After months of speculation, the Hobart Football Club is set to begin discussions with SFL officials this week around its intentions to field a stand-alone reserves side this season and remove itself from the senior division just two weeks out from their first game.
Despite seven new players committing to the club on Monday night, taking the total number to around 20, club president Josh Munting said he intended to begin dialogue with the league around removing themselves from the senior competition for this season with the plan to form a subcommittee that would work to see them return to senior football in 2024.
“The feel at Monday’s training was fantastic with a number of returning players, as well as a number of new players, willing to step up and support our club,” Munting said.
“We will look to provide an indication to the SFL later in the week and I’m optimistic the club will be in a position to field a stand-alone reserves side, similar to the position taken by the Brighton Football Club in 2019.”
Home to former and current AFL players including Ian Stewart, Alastair Lynch, Aaron Hall and Jeremy Howe and boasting 10 senior premierships, the Tigers have been in a state of turmoil since early February following the announcement that former senior coach Alex Gilmour was standing down due to “personal reasons”.
The club then appointed longtime senior player Dylan Huxley as his replacement but have been unable to build numbers up to a point where they will be able to field two sides this season.
With a number of senior contracted players informing the club they would not return over the summer, The Mercury understands Hobart will allow those players to play football elsewhere this season on the condition they are playing or in consideration to play regular senior football for their new club in 2023.

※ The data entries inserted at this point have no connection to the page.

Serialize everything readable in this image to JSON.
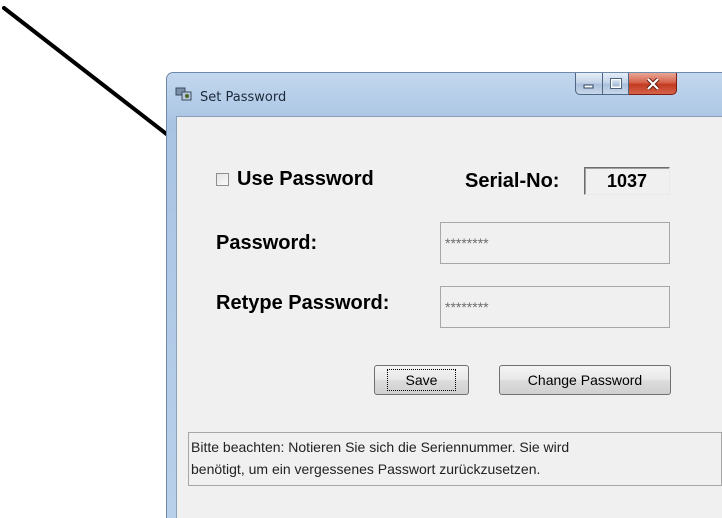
{
  "window": {
    "title": "Set Password",
    "icon": "app-icon",
    "caption_buttons": [
      "minimize-icon",
      "maximize-icon",
      "close-icon"
    ]
  },
  "form": {
    "use_password_label": "Use Password",
    "use_password_checked": false,
    "serial_label": "Serial-No:",
    "serial_value": "1037",
    "password_label": "Password:",
    "password_value": "********",
    "retype_label": "Retype Password:",
    "retype_value": "********"
  },
  "buttons": {
    "save": "Save",
    "change_password": "Change Password"
  },
  "note": {
    "line1": "Bitte beachten: Notieren Sie sich die Seriennummer. Sie wird",
    "line2": "benötigt, um ein vergessenes Passwort zurückzusetzen."
  },
  "colors": {
    "annotation_arrow": "#000000",
    "close_button": "#c23a20"
  }
}
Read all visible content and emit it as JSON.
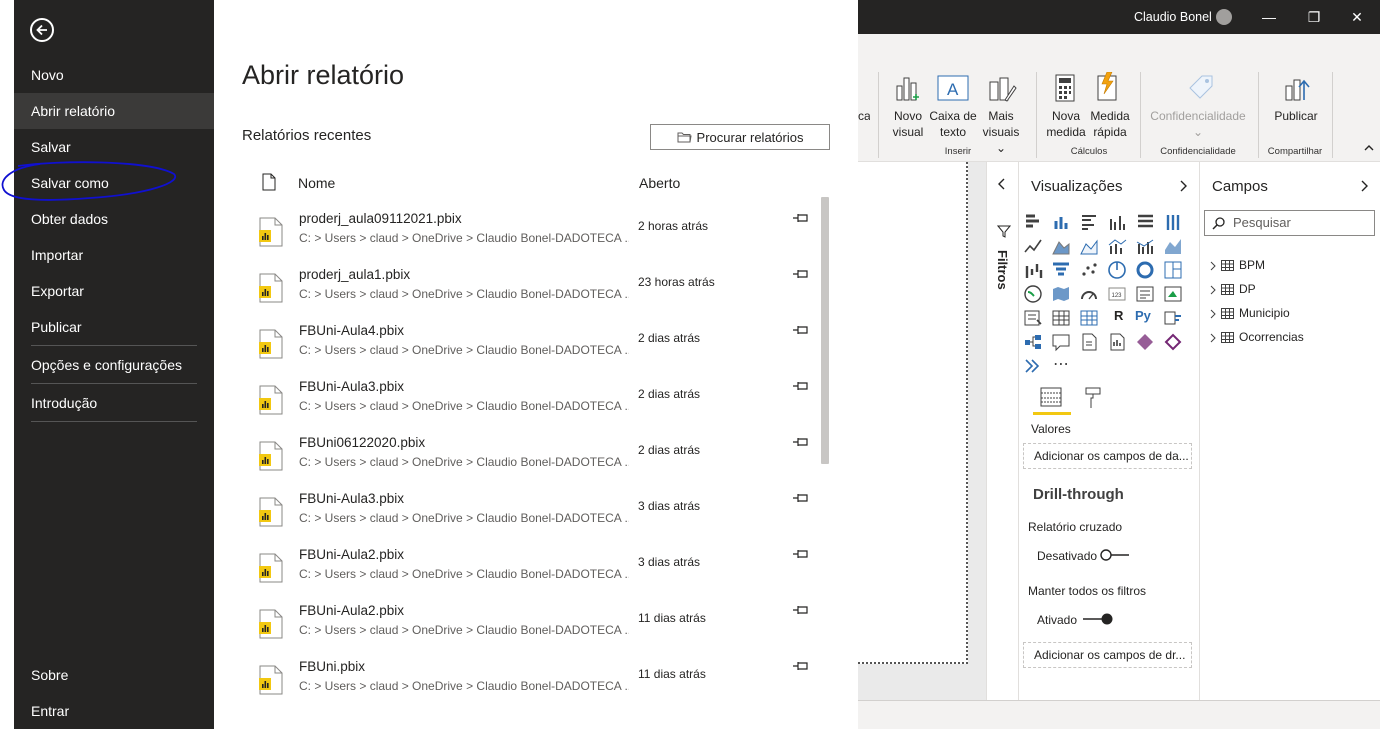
{
  "file_menu": {
    "items": [
      {
        "label": "Novo"
      },
      {
        "label": "Abrir relatório"
      },
      {
        "label": "Salvar"
      },
      {
        "label": "Salvar como"
      },
      {
        "label": "Obter dados"
      },
      {
        "label": "Importar"
      },
      {
        "label": "Exportar"
      },
      {
        "label": "Publicar"
      },
      {
        "label": "Opções e configurações"
      },
      {
        "label": "Introdução"
      }
    ],
    "bottom_items": [
      {
        "label": "Sobre"
      },
      {
        "label": "Entrar"
      }
    ],
    "active_item": "Abrir relatório"
  },
  "open_panel": {
    "title": "Abrir relatório",
    "recent_label": "Relatórios recentes",
    "browse_label": "Procurar relatórios",
    "col_name": "Nome",
    "col_opened": "Aberto",
    "files": [
      {
        "name": "proderj_aula09112021.pbix",
        "path": "C: > Users > claud > OneDrive > Claudio Bonel-DADOTECA ...",
        "opened": "2 horas atrás"
      },
      {
        "name": "proderj_aula1.pbix",
        "path": "C: > Users > claud > OneDrive > Claudio Bonel-DADOTECA ...",
        "opened": "23 horas atrás"
      },
      {
        "name": "FBUni-Aula4.pbix",
        "path": "C: > Users > claud > OneDrive > Claudio Bonel-DADOTECA ...",
        "opened": "2 dias atrás"
      },
      {
        "name": "FBUni-Aula3.pbix",
        "path": "C: > Users > claud > OneDrive > Claudio Bonel-DADOTECA ...",
        "opened": "2 dias atrás"
      },
      {
        "name": "FBUni06122020.pbix",
        "path": "C: > Users > claud > OneDrive > Claudio Bonel-DADOTECA ...",
        "opened": "2 dias atrás"
      },
      {
        "name": "FBUni-Aula3.pbix",
        "path": "C: > Users > claud > OneDrive > Claudio Bonel-DADOTECA ...",
        "opened": "3 dias atrás"
      },
      {
        "name": "FBUni-Aula2.pbix",
        "path": "C: > Users > claud > OneDrive > Claudio Bonel-DADOTECA ...",
        "opened": "3 dias atrás"
      },
      {
        "name": "FBUni-Aula2.pbix",
        "path": "C: > Users > claud > OneDrive > Claudio Bonel-DADOTECA ...",
        "opened": "11 dias atrás"
      },
      {
        "name": "FBUni.pbix",
        "path": "C: > Users > claud > OneDrive > Claudio Bonel-DADOTECA ...",
        "opened": "11 dias atrás"
      }
    ]
  },
  "window": {
    "user_name": "Claudio Bonel",
    "min_glyph": "—",
    "max_glyph": "❐",
    "close_glyph": "✕"
  },
  "ribbon": {
    "partial_label": "car",
    "novo_visual": [
      "Novo",
      "visual"
    ],
    "caixa_texto": [
      "Caixa de",
      "texto"
    ],
    "mais_visuais": [
      "Mais",
      "visuais ⌄"
    ],
    "nova_medida": [
      "Nova",
      "medida"
    ],
    "medida_rapida": [
      "Medida",
      "rápida"
    ],
    "confidencialidade": "Confidencialidade",
    "publicar": "Publicar",
    "groups": {
      "inserir": "Inserir",
      "calculos": "Cálculos",
      "confidencialidade": "Confidencialidade",
      "compartilhar": "Compartilhar"
    }
  },
  "filters": {
    "label": "Filtros"
  },
  "visualizations": {
    "title": "Visualizações",
    "r_label": "R",
    "py_label": "Py",
    "more_label": "⋯",
    "values_label": "Valores",
    "add_fields_1": "Adicionar os campos de da...",
    "drill_title": "Drill-through",
    "cross_report": "Relatório cruzado",
    "cross_state": "Desativado",
    "keep_filters": "Manter todos os filtros",
    "keep_state": "Ativado",
    "add_fields_2": "Adicionar os campos de dr..."
  },
  "fields": {
    "title": "Campos",
    "search_placeholder": "Pesquisar",
    "tables": [
      {
        "name": "BPM"
      },
      {
        "name": "DP"
      },
      {
        "name": "Municipio"
      },
      {
        "name": "Ocorrencias"
      }
    ]
  },
  "colors": {
    "menu_bg": "#252423",
    "menu_active": "#3b3a39",
    "accent_yellow": "#f2c811",
    "scribble_blue": "#1010d0"
  }
}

Hobart hasn’t been the only club in a state of struggle throughout the summer with 2016 Tasmanian State League (TSL) premiers Glenorchy set to field just a senior side in the state’s top flight football competition this year and longtime SFL-powerhouse New Norfolk also believed to have seen lower player numbers than usual early in the pre-season.
There has been no indication however from either the Eagles or the league that they won’t field two teams.
The SFL season is set to kick-off on Good Friday with Hobart originally scheduled to face Cygnet in the opening round.